I was reading "Venture Deals: Be Smarter Than Your Lawyer and Venture Capitalist " by Brad Feld and Jason Mendelson. It's a pretty good book but some parts aren't obvious, like the one below (Chapter4)
A company that has raised $50 million where the investors own 60 percent and the entrepreneurs own 40 percent. Assume the company is being acquired for $100 million.Case 1 and Case 2 make perfect sense. But for case 3, shouldn't that highlighted section read as "this is the same as Case 2 "? I mean, since the 3x cap ($150 million) isn't hit, participation (in liquidation) should continue, right? Or am I missing something? Or a typo in the book?

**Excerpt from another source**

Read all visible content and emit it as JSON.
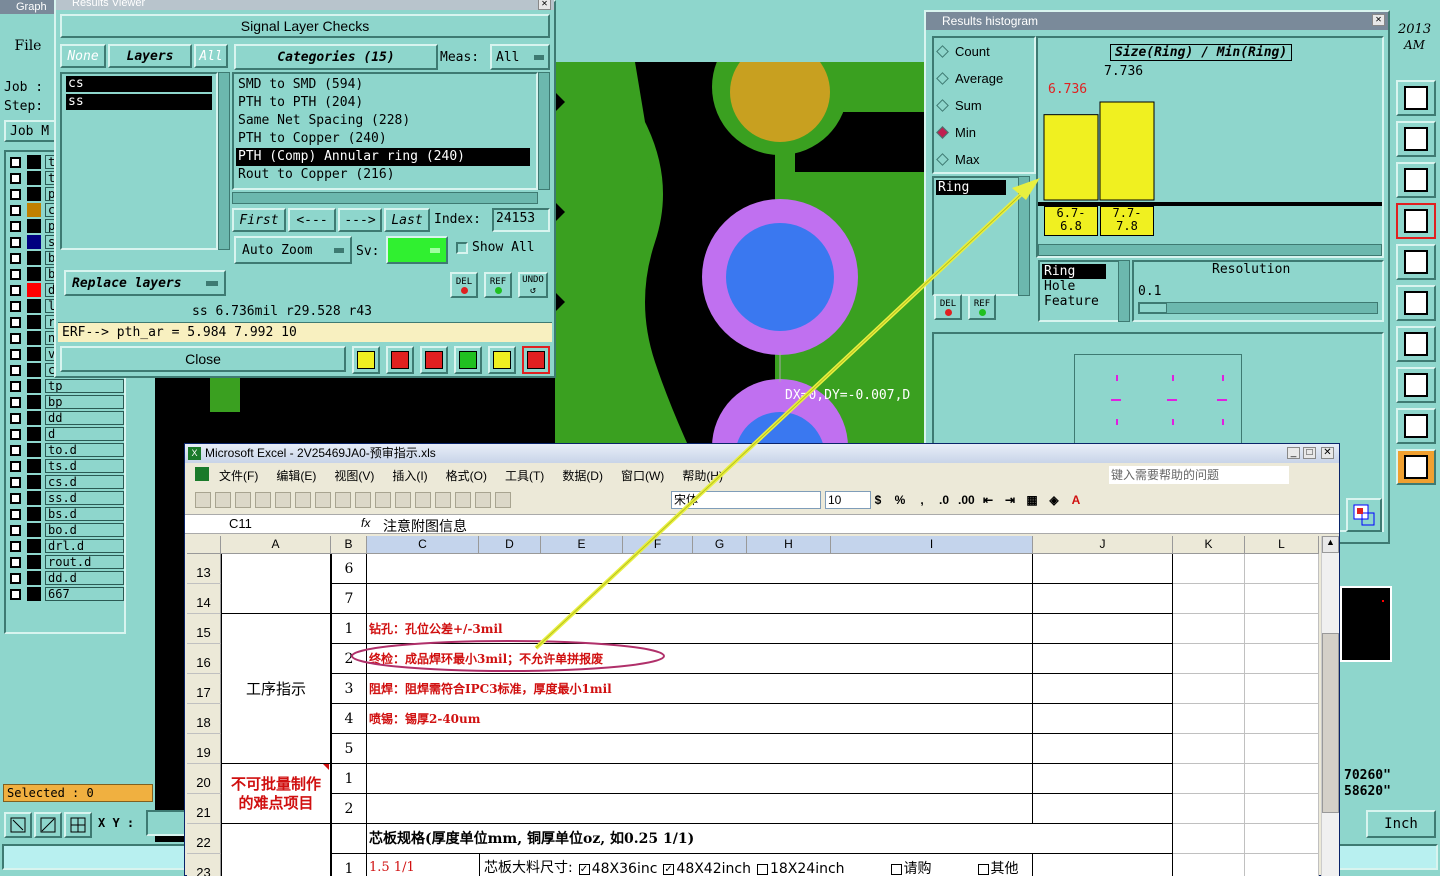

(My clarification) Assuming a 1x preference levels (for preferred stock), we explore three scenarios for the participation levels (at liquidation) to determine the payoffs of the investors vs entrepreneurs. There are stipulated in the term sheet when the investors first made their investment to the entrepreneur.
Case 1 : 1× preference, nonparticipating: Investors get 60 percent, or
$60 million, and the entrepreneurs get 40 percent, or $40 million.
Case 2 : 1× preference, participating: Investors get the first $50
million, and then 60 percent of the remaining $50 million ($30
million) for a total of $80 million. The entrepreneurs get 40 percent
of the remaining $50 million, or $20 million.
Case 3 : 1× preference, participating with a 3× cap: Since the
investors won't make greater than 3× on this deal, this is the same
as Case 1.
Go through this page...it will explain it better..
http://altgate.com/blog/2008/05/how-liquidation-preferences-work.html For Case 3
1)the preferred amount will be $50M + 60% of the remaining($100-$50) = $80M
(and also $80M is less than $150M(3x of invested $50M))
2)the common amount will be 60% of $100M = $60M
so the VC will choose the preferred amount instead of the common amount
VC will get $80M and entrepreneurs will get $20M
Sample Term Sheet Language from a post by Brad Feld:
"After the payment of the Liquidation Preference to the holders of the Series A Preferred, the remaining assets shall be distributed ratably to the holders of the Common Stock and the Series A Preferred on a common equivalent basis; provided that the holders of Series A Preferred will stop participating once they have received a total liquidation amount per share equal to [X] times the Original Purchase Price, plus any declared but unpaid dividends. Thereafter, the remaining assets shall be distributed ratably to the holders of the Common Stock."
Mark Suster has an excellent blog post on this topic here: http://www.bothsidesofthetable.com/2010/07/22/want-to-know-how-vcs-calculate-valuation-differently-from-founders/ and a corresponding This Week in VC video as well.
Yes, you're right.
The 3x cap could mean, depending on how it's exactly drafted, that the investors are limited to 1x ($50m) + 3x ($150m) = $200m or a total payout of 3x ($150m).